Make sure your home has the right windows to make it as energy efficient as possible
Windows are rated according to their U-value, or the heat loss through the glass and frame. The lower the U-value, the more efficient the windows. Quality double glazing could have a U-value of around 1.5 and triple glazing around 1, but at a far greater expense (at least £75 per m extra).
This rating doesn’t take into account two other main factors which determine the performance of a window – how well it absorbs warmth from the sun (solar gain), and heat lost through draughts. However, the British Fenestration Rating Council (BFRC) rates windows from different manufacturers using all three measures. So far so good, but there’s a catch: you’re not getting a true indication of all the options, as some smaller manufacturers haven’t signed up to the scheme.
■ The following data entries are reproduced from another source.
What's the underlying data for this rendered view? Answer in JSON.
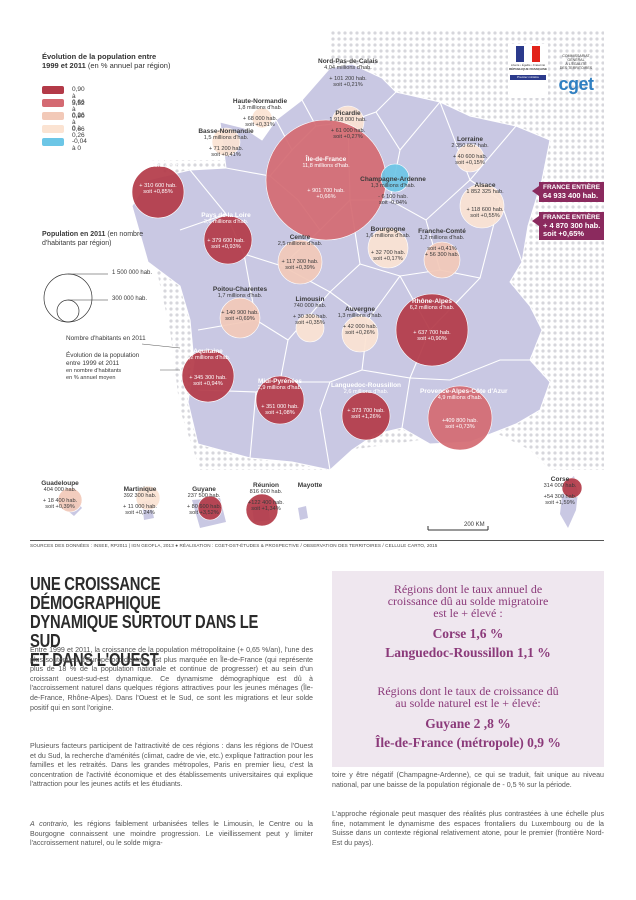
{
  "map": {
    "legend": {
      "title": "Évolution de la population entre",
      "title_line2": "1999 et 2011",
      "title_unit": "(en % annuel par région)",
      "classes": [
        {
          "label": "0,90 à 3,52",
          "color": "#b33a48"
        },
        {
          "label": "0,66 à 0,90",
          "color": "#d46a72"
        },
        {
          "label": "0,26 à 0,66",
          "color": "#f2c9b8"
        },
        {
          "label": "0 à 0,26",
          "color": "#fbe3d2"
        },
        {
          "label": "-0,04 à 0",
          "color": "#6cc6e6"
        }
      ],
      "pop_title": "Population en 2011",
      "pop_title_unit": "(en nombre",
      "pop_title_line2": "d'habitants par région)",
      "pop_big": "1 500 000 hab.",
      "pop_small": "300 000 hab.",
      "key_inhabitants": "Nombre d'habitants en 2011",
      "key_evolution_1": "Évolution de la population",
      "key_evolution_2": "entre 1999 et 2011",
      "key_evolution_3": "en nombre d'habitants",
      "key_evolution_4": "en % annuel moyen"
    },
    "logo": {
      "ministry_1": "Liberté • Égalité • Fraternité",
      "ministry_2": "RÉPUBLIQUE FRANÇAISE",
      "ministry_3": "Premier ministre",
      "cget_1": "COMMISSARIAT",
      "cget_2": "GÉNÉRAL",
      "cget_3": "À L'ÉGALITÉ",
      "cget_4": "DES TERRITOIRES",
      "brand": "cget"
    },
    "france_total": {
      "line1": "FRANCE ENTIÈRE",
      "line2": "64 933 400 hab.",
      "line3": "FRANCE ENTIÈRE",
      "line4": "+ 4 870 300 hab.",
      "line5": "soit +0,65%"
    },
    "regions": [
      {
        "name": "Nord-Pas-de-Calais",
        "pop": "4,04 millions d'hab.",
        "gain": "+ 101 200 hab.",
        "rate": "soit +0,21%"
      },
      {
        "name": "Picardie",
        "pop": "1 918 000 hab.",
        "gain": "+ 61 000 hab.",
        "rate": "soit +0,27%"
      },
      {
        "name": "Haute-Normandie",
        "pop": "1,8 millions d'hab.",
        "gain": "+ 68 000 hab.",
        "rate": "soit +0,31%"
      },
      {
        "name": "Basse-Normandie",
        "pop": "1,5 millions d'hab.",
        "gain": "+ 71 200 hab.",
        "rate": "soit +0,41%"
      },
      {
        "name": "Île-de-France",
        "pop": "11,8 millions d'hab.",
        "gain": "+ 901 700 hab.",
        "rate": "+0,66%"
      },
      {
        "name": "Champagne-Ardenne",
        "pop": "1,3 millions d'hab.",
        "gain": "- 6 100 hab.",
        "rate": "soit -0,04%"
      },
      {
        "name": "Lorraine",
        "pop": "2 350 657 hab.",
        "gain": "+ 40 600 hab.",
        "rate": "soit +0,15%"
      },
      {
        "name": "Alsace",
        "pop": "1 852 325 hab.",
        "gain": "+ 118 600 hab.",
        "rate": "soit +0,55%"
      },
      {
        "name": "Bretagne",
        "pop": "3,2 millions d'hab.",
        "gain": "+ 310 600 hab.",
        "rate": "soit +0,85%"
      },
      {
        "name": "Pays de la Loire",
        "pop": "3,6 millions d'hab.",
        "gain": "+ 379 600 hab.",
        "rate": "soit +0,93%"
      },
      {
        "name": "Centre",
        "pop": "2,5 millions d'hab.",
        "gain": "+ 117 300 hab.",
        "rate": "soit +0,39%"
      },
      {
        "name": "Bourgogne",
        "pop": "1,6 millions d'hab.",
        "gain": "+ 32 700 hab.",
        "rate": "soit +0,17%"
      },
      {
        "name": "Franche-Comté",
        "pop": "1,2 millions d'hab.",
        "gain": "soit +0,41%",
        "rate": "+ 56 300 hab."
      },
      {
        "name": "Poitou-Charentes",
        "pop": "1,7 millions d'hab.",
        "gain": "+ 140 900 hab.",
        "rate": "soit +0,69%"
      },
      {
        "name": "Limousin",
        "pop": "740 000 hab.",
        "gain": "+ 30 300 hab.",
        "rate": "soit +0,35%"
      },
      {
        "name": "Auvergne",
        "pop": "1,3 millions d'hab.",
        "gain": "+ 42 000 hab.",
        "rate": "soit +0,26%"
      },
      {
        "name": "Rhône-Alpes",
        "pop": "6,2 millions d'hab.",
        "gain": "+ 637 700 hab.",
        "rate": "soit +0,90%"
      },
      {
        "name": "Aquitaine",
        "pop": "3,2 millions d'hab.",
        "gain": "+ 345 300 hab.",
        "rate": "soit +0,94%"
      },
      {
        "name": "Midi-Pyrénées",
        "pop": "2,9 millions d'hab.",
        "gain": "+ 351 000 hab.",
        "rate": "soit +1,08%"
      },
      {
        "name": "Languedoc-Roussillon",
        "pop": "2,6 millions d'hab.",
        "gain": "+ 373 700 hab.",
        "rate": "soit +1,26%"
      },
      {
        "name": "Provence-Alpes-Côte d'Azur",
        "pop": "4,9 millions d'hab.",
        "gain": "+409 800 hab.",
        "rate": "soit +0,73%"
      },
      {
        "name": "Corse",
        "pop": "314 000 hab.",
        "gain": "+54 300 hab.",
        "rate": "soit +1,59%"
      },
      {
        "name": "Guadeloupe",
        "pop": "404 000 hab.",
        "gain": "+ 18 400 hab.",
        "rate": "soit +0,39%"
      },
      {
        "name": "Martinique",
        "pop": "392 300 hab.",
        "gain": "+ 11 000 hab.",
        "rate": "soit +0,24%"
      },
      {
        "name": "Guyane",
        "pop": "237 500 hab.",
        "gain": "+ 80 600 hab.",
        "rate": "soit +3,52%"
      },
      {
        "name": "Réunion",
        "pop": "816 600 hab.",
        "gain": "+122 400 hab.",
        "rate": "soit +1,34%"
      },
      {
        "name": "Mayotte",
        "pop": "",
        "gain": "",
        "rate": ""
      }
    ],
    "scale": "200 KM"
  },
  "credits": "SOURCES DES DONNÉES : INSEE, RP2011 | IGN GEOFLA, 2013 ● RÉALISATION : CGET-DST-ÉTUDES & PROSPECTIVE / OBSERVATION DES TERRITOIRES / CELLULE CARTO, 2015",
  "article": {
    "headline_1": "UNE CROISSANCE DÉMOGRAPHIQUE",
    "headline_2": "DYNAMIQUE SURTOUT DANS LE SUD",
    "headline_3": "ET DANS L'OUEST",
    "p1": "Entre 1999 et 2011, la croissance de la population métropolitaine (+ 0,65 %/an), l'une des plus soutenues d'Europe occidentale, est plus marquée en Île-de-France (qui représente plus de 18 % de la population nationale et continue de progresser) et au sein d'un croissant ouest-sud-est dynamique. Ce dynamisme démographique est dû à l'accroissement naturel dans quelques régions attractives pour les jeunes ménages (Île-de-France, Rhône-Alpes). Dans l'Ouest et le Sud, ce sont les migrations et leur solde positif qui en sont l'origine.",
    "p2": "Plusieurs facteurs participent de l'attractivité de ces régions : dans les régions de l'Ouest et du Sud, la recherche d'aménités (climat, cadre de vie, etc.) explique l'attraction pour les familles et les retraités. Dans les grandes métropoles, Paris en premier lieu, c'est la concentration de l'activité économique et des établissements universitaires qui explique l'attraction pour les jeunes actifs et les étudiants.",
    "p3_em": "A contrario",
    "p3": ", les régions faiblement urbanisées telles le Limousin, le Centre ou la Bourgogne connaissent une moindre progression. Le vieillissement peut y limiter l'accroissement naturel, ou le solde migra-",
    "p4": "toire y être négatif (Champagne-Ardenne), ce qui se traduit, fait unique au niveau national, par une baisse de la population régionale de - 0,5 % sur la période.",
    "p5": "L'approche régionale peut masquer des réalités plus contrastées à une échelle plus fine, notamment le dynamisme des espaces frontaliers du Luxembourg ou de la Suisse dans un contexte régional relativement atone, pour le premier (frontière Nord-Est du pays)."
  },
  "callout": {
    "q1_l1": "Régions dont le taux annuel de",
    "q1_l2": "croissance dû au solde migratoire",
    "q1_l3": "est le + élevé :",
    "a1_l1": "Corse 1,6 %",
    "a1_l2": "Languedoc-Roussillon 1,1 %",
    "q2_l1": "Régions dont le taux de croissance dû",
    "q2_l2": "au solde naturel est le + élevé:",
    "a2_l1": "Guyane 2 ,8 %",
    "a2_l2": "Île-de-France (métropole) 0,9 %"
  }
}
Then you have to decide whether wood is more sustainable than cheaper uPVC, which is the subject of passionate debate in the windows industry. The former is renewable and regarded as a more eco-friendly resource, while the latter is made from oil. On the other hand, wood requires more maintenance, and painting and preservatives can pollute. WWF has tried to nail the issue in a report which says, sustainably speaking, wooden windows pip uPVC to the post.
If your windows are salvageable but your budget is restricted, why not consider secondary glazing. For heat retention, a 10-16mm gap between the existing window and the new glass is suggested.
If your windows are in decent condition, it could be more eco friendly to stick with what you’ve got rather than rip them out and add to the waste stream.
Double glazing could reduce your home’s heat loss.
If budget restricts, you don’t have to do the whole lot in one go.
Very expensive, so perhaps better to spend money on other eco benefits elsewhere.
It can be difficult finding an installer who specialises in highly efficient wooden windows.
You might need to do a little internet research for this, and use a local builder to do the fitting.